30 września 2012 11:18
Staram sie tylko obiektywnie spojrzec na sprawe nie robiac osobistych wycieczek,dlatego tez ze kontaktujac sie z agencjami spotkalam takie ,ktore klauzuli poufnosci nie stosuja.Moim skromnym zdaniem to dobrze ,ze pracodawca dba o swoje interesy,ale dobrze jakby dbal tez o interesy pracownikow ,bo to oni stanowia jego sile.

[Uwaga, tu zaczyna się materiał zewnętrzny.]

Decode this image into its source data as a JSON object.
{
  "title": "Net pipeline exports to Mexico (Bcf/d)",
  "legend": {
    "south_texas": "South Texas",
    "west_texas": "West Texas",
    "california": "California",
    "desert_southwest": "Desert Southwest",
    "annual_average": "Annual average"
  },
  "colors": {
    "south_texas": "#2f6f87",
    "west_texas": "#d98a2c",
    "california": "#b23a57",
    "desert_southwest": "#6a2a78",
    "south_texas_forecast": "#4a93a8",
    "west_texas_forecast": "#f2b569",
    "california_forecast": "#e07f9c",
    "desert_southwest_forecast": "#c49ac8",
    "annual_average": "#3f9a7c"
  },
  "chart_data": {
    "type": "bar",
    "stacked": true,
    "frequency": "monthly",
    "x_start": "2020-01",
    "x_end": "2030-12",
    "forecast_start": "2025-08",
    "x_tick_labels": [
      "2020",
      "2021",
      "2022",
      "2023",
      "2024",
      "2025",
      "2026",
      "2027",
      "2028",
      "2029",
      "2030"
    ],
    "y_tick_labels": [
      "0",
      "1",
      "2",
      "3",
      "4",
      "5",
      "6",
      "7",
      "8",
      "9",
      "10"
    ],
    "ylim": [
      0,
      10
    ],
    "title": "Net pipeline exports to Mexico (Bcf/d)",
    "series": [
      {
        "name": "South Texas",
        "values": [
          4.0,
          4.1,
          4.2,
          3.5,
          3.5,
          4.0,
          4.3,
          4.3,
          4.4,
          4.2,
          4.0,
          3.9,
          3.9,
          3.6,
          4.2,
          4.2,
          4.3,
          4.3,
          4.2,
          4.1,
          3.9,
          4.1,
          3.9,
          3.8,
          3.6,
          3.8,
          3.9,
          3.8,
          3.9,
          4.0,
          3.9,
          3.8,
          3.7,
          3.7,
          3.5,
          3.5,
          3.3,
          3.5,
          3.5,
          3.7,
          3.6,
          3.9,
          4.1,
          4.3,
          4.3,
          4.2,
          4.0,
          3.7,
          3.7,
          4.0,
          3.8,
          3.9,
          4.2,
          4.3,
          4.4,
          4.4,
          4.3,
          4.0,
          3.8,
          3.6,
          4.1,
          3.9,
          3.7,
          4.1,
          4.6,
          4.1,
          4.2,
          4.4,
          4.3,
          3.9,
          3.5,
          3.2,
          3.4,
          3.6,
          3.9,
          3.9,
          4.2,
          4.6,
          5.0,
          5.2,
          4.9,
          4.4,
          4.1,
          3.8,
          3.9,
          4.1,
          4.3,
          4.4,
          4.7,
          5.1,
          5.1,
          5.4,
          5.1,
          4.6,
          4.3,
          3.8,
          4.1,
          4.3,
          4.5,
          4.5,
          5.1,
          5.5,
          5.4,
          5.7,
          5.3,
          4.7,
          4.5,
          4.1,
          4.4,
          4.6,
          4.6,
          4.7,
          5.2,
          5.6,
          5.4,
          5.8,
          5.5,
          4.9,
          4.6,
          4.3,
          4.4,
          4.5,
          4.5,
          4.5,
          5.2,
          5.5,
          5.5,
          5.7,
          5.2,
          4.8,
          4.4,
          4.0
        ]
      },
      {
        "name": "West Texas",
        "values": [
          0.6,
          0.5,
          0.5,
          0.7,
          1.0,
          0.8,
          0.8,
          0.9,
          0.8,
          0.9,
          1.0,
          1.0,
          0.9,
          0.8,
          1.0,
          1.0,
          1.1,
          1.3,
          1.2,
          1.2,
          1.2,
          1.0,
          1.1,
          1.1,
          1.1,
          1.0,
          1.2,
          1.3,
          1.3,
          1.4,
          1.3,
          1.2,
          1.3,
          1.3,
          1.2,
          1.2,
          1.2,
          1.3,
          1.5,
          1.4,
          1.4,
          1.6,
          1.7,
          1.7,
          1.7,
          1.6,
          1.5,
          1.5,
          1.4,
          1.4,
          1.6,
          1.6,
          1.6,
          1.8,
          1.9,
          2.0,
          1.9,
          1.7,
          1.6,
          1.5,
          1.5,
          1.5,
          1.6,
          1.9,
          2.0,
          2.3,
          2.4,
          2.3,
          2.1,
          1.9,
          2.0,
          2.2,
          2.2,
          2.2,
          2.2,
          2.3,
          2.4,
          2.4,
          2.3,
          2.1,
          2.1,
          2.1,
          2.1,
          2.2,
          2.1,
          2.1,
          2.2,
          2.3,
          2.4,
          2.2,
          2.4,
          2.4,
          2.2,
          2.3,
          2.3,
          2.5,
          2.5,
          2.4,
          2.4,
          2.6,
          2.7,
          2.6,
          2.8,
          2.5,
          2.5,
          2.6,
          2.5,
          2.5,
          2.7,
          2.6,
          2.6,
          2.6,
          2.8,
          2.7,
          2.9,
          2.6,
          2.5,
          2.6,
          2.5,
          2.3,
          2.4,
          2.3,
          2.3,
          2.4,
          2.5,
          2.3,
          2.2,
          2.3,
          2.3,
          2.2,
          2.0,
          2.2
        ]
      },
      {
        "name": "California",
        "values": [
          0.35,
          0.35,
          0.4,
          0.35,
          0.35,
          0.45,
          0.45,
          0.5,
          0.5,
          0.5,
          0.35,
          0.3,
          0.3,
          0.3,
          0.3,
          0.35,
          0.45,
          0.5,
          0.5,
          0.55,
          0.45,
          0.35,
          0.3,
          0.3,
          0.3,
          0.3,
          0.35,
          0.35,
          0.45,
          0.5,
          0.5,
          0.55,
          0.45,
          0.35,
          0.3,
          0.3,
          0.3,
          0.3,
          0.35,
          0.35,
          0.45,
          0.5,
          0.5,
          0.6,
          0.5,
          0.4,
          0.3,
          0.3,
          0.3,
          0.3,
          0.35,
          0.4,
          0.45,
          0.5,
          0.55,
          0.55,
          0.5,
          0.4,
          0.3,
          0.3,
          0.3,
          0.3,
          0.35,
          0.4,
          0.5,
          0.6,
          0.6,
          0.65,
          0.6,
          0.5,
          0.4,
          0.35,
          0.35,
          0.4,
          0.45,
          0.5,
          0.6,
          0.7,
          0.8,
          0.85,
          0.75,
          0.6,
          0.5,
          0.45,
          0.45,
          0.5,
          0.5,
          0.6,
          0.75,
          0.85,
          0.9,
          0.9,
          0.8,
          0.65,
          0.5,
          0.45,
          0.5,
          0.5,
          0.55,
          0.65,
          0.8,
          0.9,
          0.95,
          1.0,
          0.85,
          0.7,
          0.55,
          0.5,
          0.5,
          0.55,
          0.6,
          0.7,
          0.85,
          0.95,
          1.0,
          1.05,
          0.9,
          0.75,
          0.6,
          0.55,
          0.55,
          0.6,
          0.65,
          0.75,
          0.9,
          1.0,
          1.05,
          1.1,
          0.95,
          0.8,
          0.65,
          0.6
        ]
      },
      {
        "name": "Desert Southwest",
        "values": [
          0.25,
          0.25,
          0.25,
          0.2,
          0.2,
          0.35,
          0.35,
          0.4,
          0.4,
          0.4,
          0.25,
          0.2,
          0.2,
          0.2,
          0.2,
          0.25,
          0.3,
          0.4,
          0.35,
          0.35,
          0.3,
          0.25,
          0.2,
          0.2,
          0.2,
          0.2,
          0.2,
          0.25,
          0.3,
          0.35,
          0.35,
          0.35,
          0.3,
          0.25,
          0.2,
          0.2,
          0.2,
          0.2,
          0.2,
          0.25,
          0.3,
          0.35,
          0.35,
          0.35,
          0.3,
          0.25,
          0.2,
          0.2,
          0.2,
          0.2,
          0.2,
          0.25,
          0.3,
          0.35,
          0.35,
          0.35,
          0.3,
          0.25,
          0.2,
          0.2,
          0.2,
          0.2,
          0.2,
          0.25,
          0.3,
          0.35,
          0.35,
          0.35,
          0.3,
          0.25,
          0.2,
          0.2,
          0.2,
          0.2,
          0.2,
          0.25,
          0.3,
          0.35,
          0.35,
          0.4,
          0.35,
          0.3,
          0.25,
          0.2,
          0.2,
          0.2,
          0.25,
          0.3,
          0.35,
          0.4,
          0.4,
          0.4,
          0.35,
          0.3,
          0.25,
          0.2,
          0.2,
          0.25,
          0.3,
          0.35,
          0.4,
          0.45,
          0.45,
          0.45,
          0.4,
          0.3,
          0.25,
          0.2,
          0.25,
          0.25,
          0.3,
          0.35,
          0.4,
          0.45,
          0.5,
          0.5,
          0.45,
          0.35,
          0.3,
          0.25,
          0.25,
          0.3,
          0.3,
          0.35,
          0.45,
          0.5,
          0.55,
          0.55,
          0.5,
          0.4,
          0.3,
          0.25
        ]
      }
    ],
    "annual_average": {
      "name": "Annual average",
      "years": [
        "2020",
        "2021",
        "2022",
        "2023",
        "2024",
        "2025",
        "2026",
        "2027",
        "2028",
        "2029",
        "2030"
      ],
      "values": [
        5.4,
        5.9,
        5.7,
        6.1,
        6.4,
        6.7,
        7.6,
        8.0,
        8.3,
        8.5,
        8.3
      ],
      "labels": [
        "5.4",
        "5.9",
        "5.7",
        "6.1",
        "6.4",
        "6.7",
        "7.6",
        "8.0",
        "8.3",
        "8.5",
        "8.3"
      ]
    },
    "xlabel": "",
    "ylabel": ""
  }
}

02 października 2012 21:54
Agencje pracy tworzą się coraz nowe, a przepisy odgórne są tak sformułowane że jak wygląda, działają zgodnie z prawem. To agencje podpisują umowy z rodzinami i rodziny jak wiecie na konta agencji wpłacają pieniądze. Z tych kwot, nam agencje wypłacają pieniądze i płacą składki. Oni mogą sobie dowolnie "sterować" kasą od rodzin. Wiem, że ameryki tutaj nie odkrywam bo każda z was się w tym systemie orientuje. Mnie się w tym systemie nie podoba to, iż ustawodawca tworząc ustawę o agencjach pracy nie pomyślał o limicie prowizji dla agencji. Gdzieś czytałam, że w Niemczech pośrednik może od opiekunek pobierać nie więcej niż 150 euro. Co do klauzuli poufności stosowanych przez większość agencji w umowach z opiekunkami, nawet pod rygorem kary to jest bezsensu, bo przecież i tak między sobą o tym rozmawiamy, a poza tym nie zauważyłam dużych różnic w płacach poszczególnych agencji. Zresztą sam fakt zawarcia tego zapisu w umowie już daje do myślenia, że coś w tym nie jest do końca uczciwe. Jaka tutaj jest konkurencja? Można to stosować w firmach coś produkujących np. dla zachowania patentu, ale w naszej pracy?????